While 100 centimetres of snowpack was added during a January cold snap, 60 centimetres were lost during the late month rains. By Jan. 1, the depth of snow had dropped to 31 per cent of normal. On the Capilano and Seymour rivers, the atmospheric river event led to high and extreme flows that eclipsed record seven‐day average flows, stated Metro Vancouver staff in an update this week.
“The biggest thing was that the freezing level rose right up past the mountaintop,” said Heidi Walsh, Metro Vancouver's director of watershed and environmental management. “Our snowpack took a hit.”
While reservoirs are now full, the region could “potentially run into trouble” if there isn’t enough spring rainfall and not enough snowpack to back it up, said Walsh.
“It’s essentially mirroring the freshet, but in January,” said Castellan. “The numbers are not good.”
Low snowpack raises spectre of extended drought
In B.C.’s Interior, forecasts for the Okanagan and Nicola Lake near Merritt show “extremely low” seasonal runoff, a sign of “elevated seasonal drought hazards,” the forecast centre warned.
One of the worst-hit areas of the province is on Vancouver Island, where snow levels have plummeted to 30 per cent of normal. The lack of snow has echoed across multiple industries. In recent weeks, the ski resort at Mount Washington was forced to close due to a lack of snow.

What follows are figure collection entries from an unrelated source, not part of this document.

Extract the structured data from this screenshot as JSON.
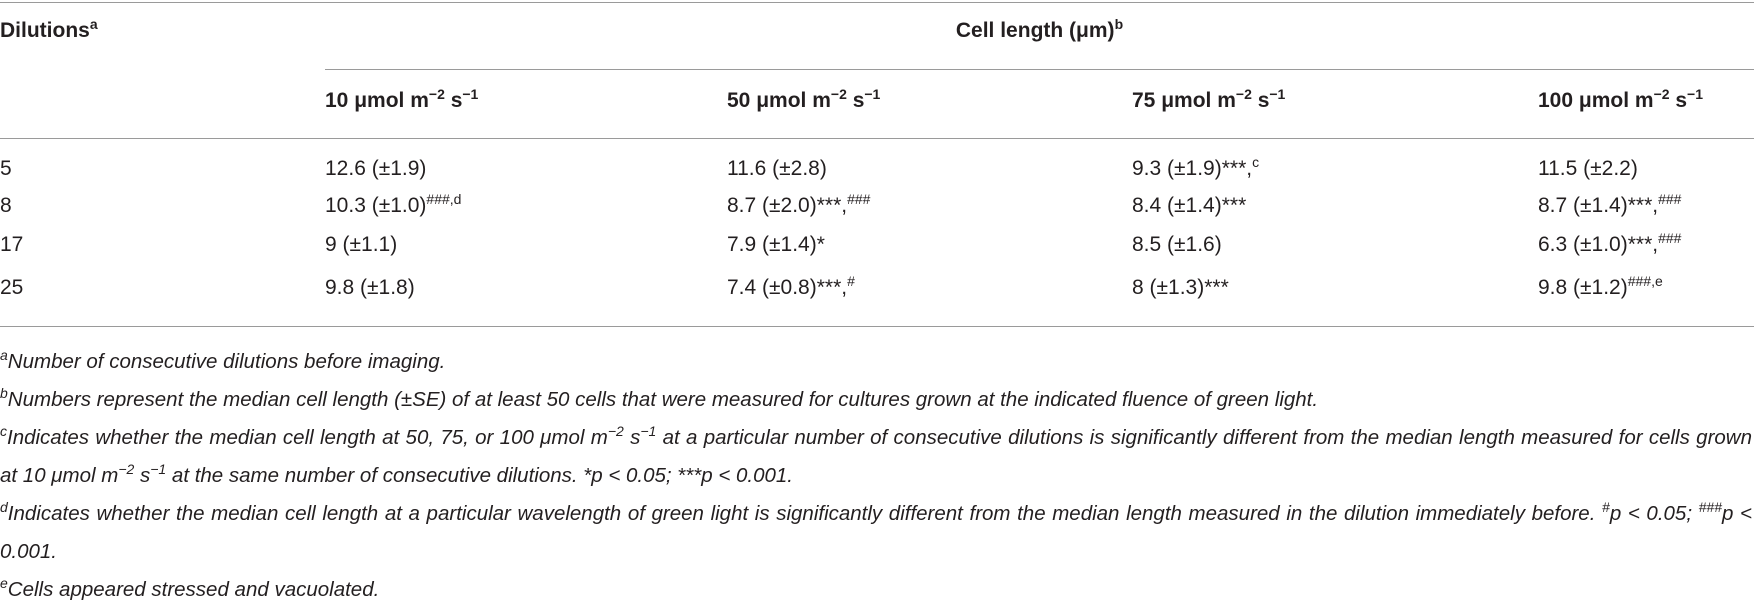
{
  "table": {
    "header": {
      "stub": [
        "Dilutions",
        {
          "sup": "a"
        }
      ],
      "group": [
        "Cell length (μm)",
        {
          "sup": "b"
        }
      ],
      "columns": [
        [
          "10 μmol m",
          {
            "sup": "−2"
          },
          " s",
          {
            "sup": "−1"
          }
        ],
        [
          "50 μmol m",
          {
            "sup": "−2"
          },
          " s",
          {
            "sup": "−1"
          }
        ],
        [
          "75 μmol m",
          {
            "sup": "−2"
          },
          " s",
          {
            "sup": "−1"
          }
        ],
        [
          "100 μmol m",
          {
            "sup": "−2"
          },
          " s",
          {
            "sup": "−1"
          }
        ]
      ]
    },
    "rows": [
      [
        [
          "5"
        ],
        [
          "12.6 (±1.9)"
        ],
        [
          "11.6 (±2.8)"
        ],
        [
          "9.3 (±1.9)***,",
          {
            "sup": "c"
          }
        ],
        [
          "11.5 (±2.2)"
        ]
      ],
      [
        [
          "8"
        ],
        [
          "10.3 (±1.0)",
          {
            "sup": "###,d"
          }
        ],
        [
          "8.7 (±2.0)***,",
          {
            "sup": "###"
          }
        ],
        [
          "8.4 (±1.4)***"
        ],
        [
          "8.7 (±1.4)***,",
          {
            "sup": "###"
          }
        ]
      ],
      [
        [
          "17"
        ],
        [
          "9 (±1.1)"
        ],
        [
          "7.9 (±1.4)*"
        ],
        [
          "8.5 (±1.6)"
        ],
        [
          "6.3 (±1.0)***,",
          {
            "sup": "###"
          }
        ]
      ],
      [
        [
          "25"
        ],
        [
          "9.8 (±1.8)"
        ],
        [
          "7.4 (±0.8)***,",
          {
            "sup": "#"
          }
        ],
        [
          "8 (±1.3)***"
        ],
        [
          "9.8 (±1.2)",
          {
            "sup": "###,e"
          }
        ]
      ]
    ]
  },
  "footnotes": [
    [
      {
        "sup": "a"
      },
      "Number of consecutive dilutions before imaging."
    ],
    [
      {
        "sup": "b"
      },
      "Numbers represent the median cell length (±SE) of at least 50 cells that were measured for cultures grown at the indicated fluence of green light."
    ],
    [
      {
        "sup": "c"
      },
      "Indicates whether the median cell length at 50, 75, or 100 μmol m",
      {
        "sup": "−2"
      },
      " s",
      {
        "sup": "−1"
      },
      " at a particular number of consecutive dilutions is significantly different from the median length measured for cells grown at 10 μmol m",
      {
        "sup": "−2"
      },
      " s",
      {
        "sup": "−1"
      },
      " at the same number of consecutive dilutions. *p < 0.05; ***p < 0.001."
    ],
    [
      {
        "sup": "d"
      },
      "Indicates whether the median cell length at a particular wavelength of green light is significantly different from the median length measured in the dilution immediately before. ",
      {
        "sup": "#"
      },
      "p < 0.05; ",
      {
        "sup": "###"
      },
      "p < 0.001."
    ],
    [
      {
        "sup": "e"
      },
      "Cells appeared stressed and vacuolated."
    ]
  ]
}
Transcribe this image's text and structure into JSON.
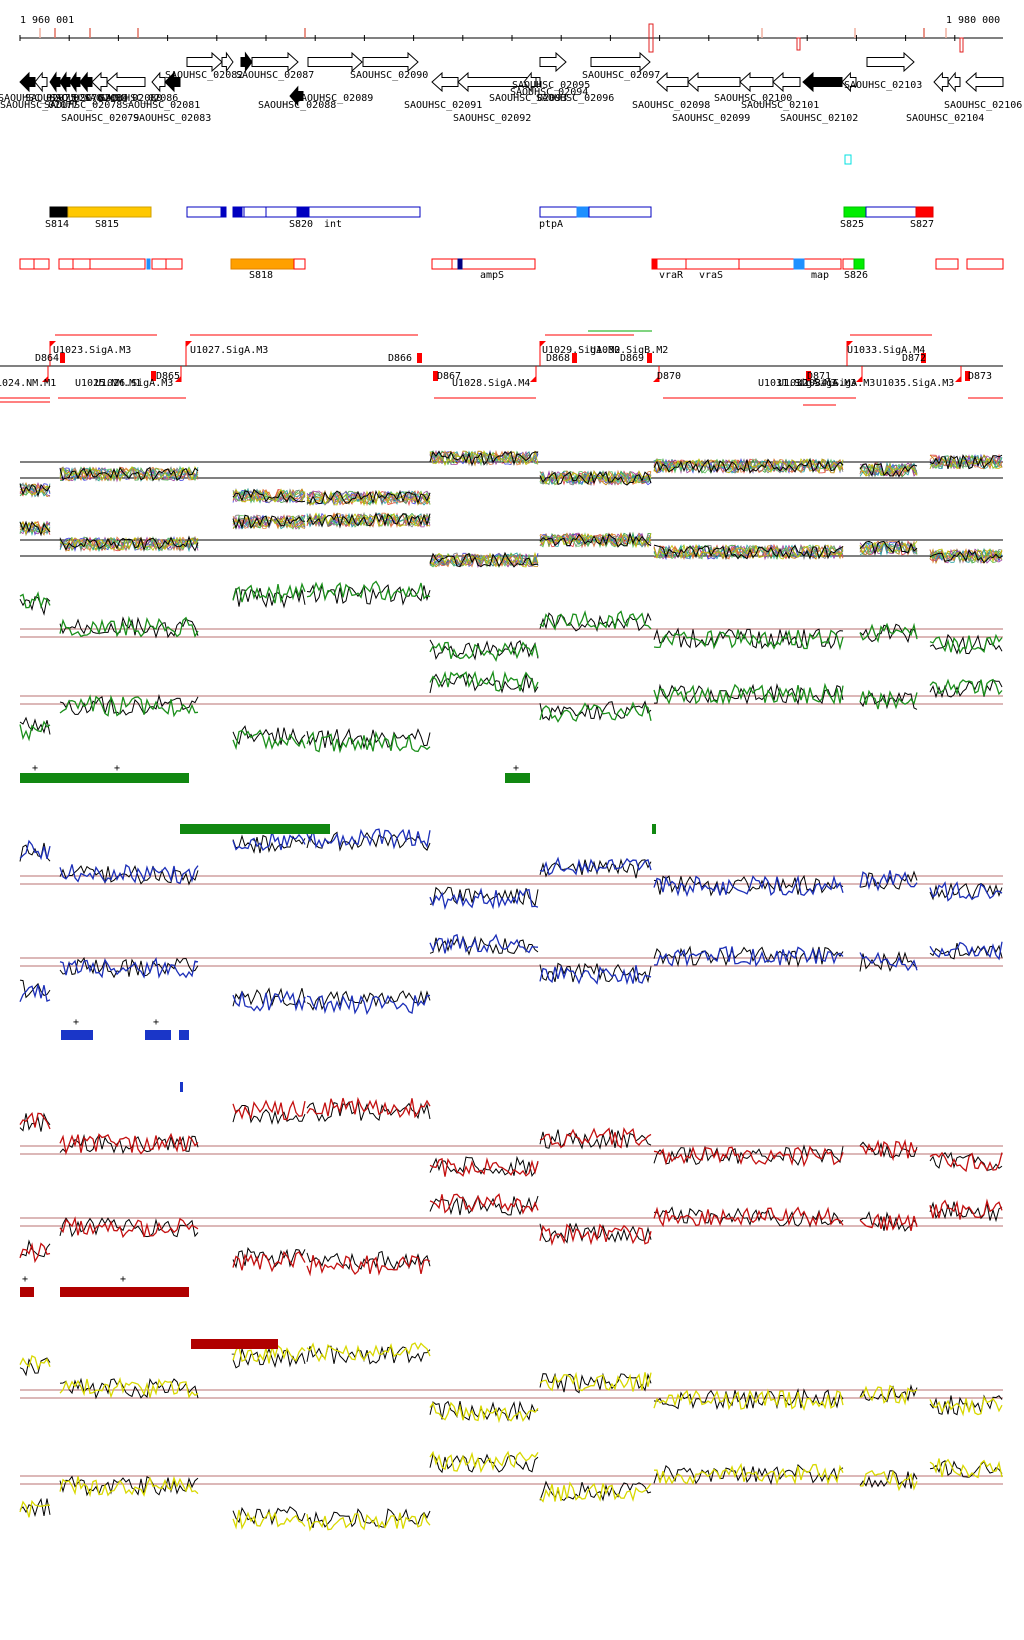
{
  "coords": {
    "start": "1 960 001",
    "end": "1 980 000"
  },
  "genes_top": [
    "SAOUHSC_02082",
    "SAOUHSC_02087",
    "SAOUHSC_02090",
    "SAOUHSC_02095",
    "SAOUHSC_02097",
    "SAOUHSC_02103"
  ],
  "genes_bottom": [
    "SAOUHSC_02075",
    "SAOUHSC_02076",
    "SAOUHSC_02077",
    "SAOUHSC_02078",
    "SAOUHSC_02079",
    "SAOUHSC_02080",
    "SAOUHSC_02081",
    "SAOUHSC_02083",
    "SAOUHSC_02084",
    "SAOUHSC_02086",
    "SAOUHSC_02088",
    "SAOUHSC_02089",
    "SAOUHSC_02091",
    "SAOUHSC_02092",
    "SAOUHSC_02093",
    "SAOUHSC_02094",
    "SAOUHSC_02096",
    "SAOUHSC_02098",
    "SAOUHSC_02099",
    "SAOUHSC_02100",
    "SAOUHSC_02101",
    "SAOUHSC_02102",
    "SAOUHSC_02104",
    "SAOUHSC_02106"
  ],
  "segments_blue_row": [
    "S814",
    "S815",
    "S820",
    "int",
    "ptpA",
    "S825",
    "S827"
  ],
  "segments_red_row": [
    "S818",
    "ampS",
    "vraR",
    "vraS",
    "map",
    "S826"
  ],
  "upstream_labels": [
    "U1023.SigA.M3",
    "U1027.SigA.M3",
    "U1029.SigA.M2",
    "U1030.SigB.M2",
    "U1033.SigA.M4",
    "U1024.NM.M1",
    "U1025.NM.M1",
    "U1026.SigA.M3",
    "U1028.SigA.M4",
    "U1031.SigA.M3",
    "U1032.SigA.M3",
    "U1034.SigA.M3",
    "U1035.SigA.M3"
  ],
  "downstream_labels": [
    "D864",
    "D865",
    "D866",
    "D867",
    "D868",
    "D869",
    "D870",
    "D871",
    "D872",
    "D873"
  ],
  "strand_marks": {
    "plus": "+",
    "minus": "-"
  },
  "colors": {
    "gene_outline": "#000000",
    "feature_red": "#ff0000",
    "feature_blue": "#0000c0",
    "segment_gold": "#ffc800",
    "segment_orange": "#ffa000",
    "segment_green": "#00ee00",
    "cluster_green": "#118811",
    "cluster_blue": "#1a36c8",
    "cluster_darkred": "#b00000",
    "track_green": "#1b8f1b",
    "track_blue": "#1c2fb8",
    "track_red": "#c41010",
    "track_yellow": "#d8d800",
    "threshold_line": "#a04040"
  }
}
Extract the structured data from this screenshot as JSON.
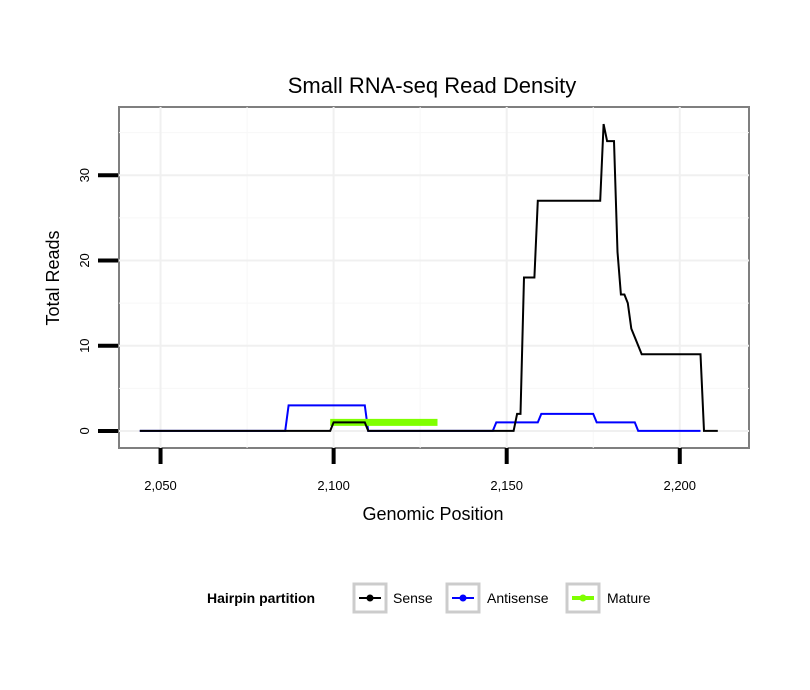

Stephen Watson, a spokesperson for BC Hydro on Vancouver Island, said the utility just recorded a massive inflow of water into its reservoirs.
“We just came through one of the largest sets of storms on record last week,” he said. “It was one of the highest inflows we’ve ever seen in Campbell River.”
Watson said that while snowpack is down, the BC Hydro reservoirs on the island are full, and “we’re starting from a good place” ahead of the summer season.
With up to three months left in the snow season, conditions could still change, but “current trends in low snowpack are expected to persist,” warned the B.C. River Forecast Centre.
For Aaron Hill, executive director of Watershed Watch Salmon Society, the latest snow deficit is “really serious,” and requires more proactive and aggressive drought planning from the government, especially on Vancouver Island.
He’s worried about young salmon getting enough water to reach the ocean this spring, and for the adults to swim back to their home rivers to spawn.
“It shows the unprecedented drought we had last summer never really ended,” said Hill. “There’s a lot of potential for [a] severe water shortage.”
Every day, that potential is growing. Boyd said the seven- to 10-day forecast shows little sign of moisture. And with the snow season already about two-thirds over, the odds of getting back to a normal snowpack are pretty low, said the hydrologist.
“There still is time, but time is running out,” he said.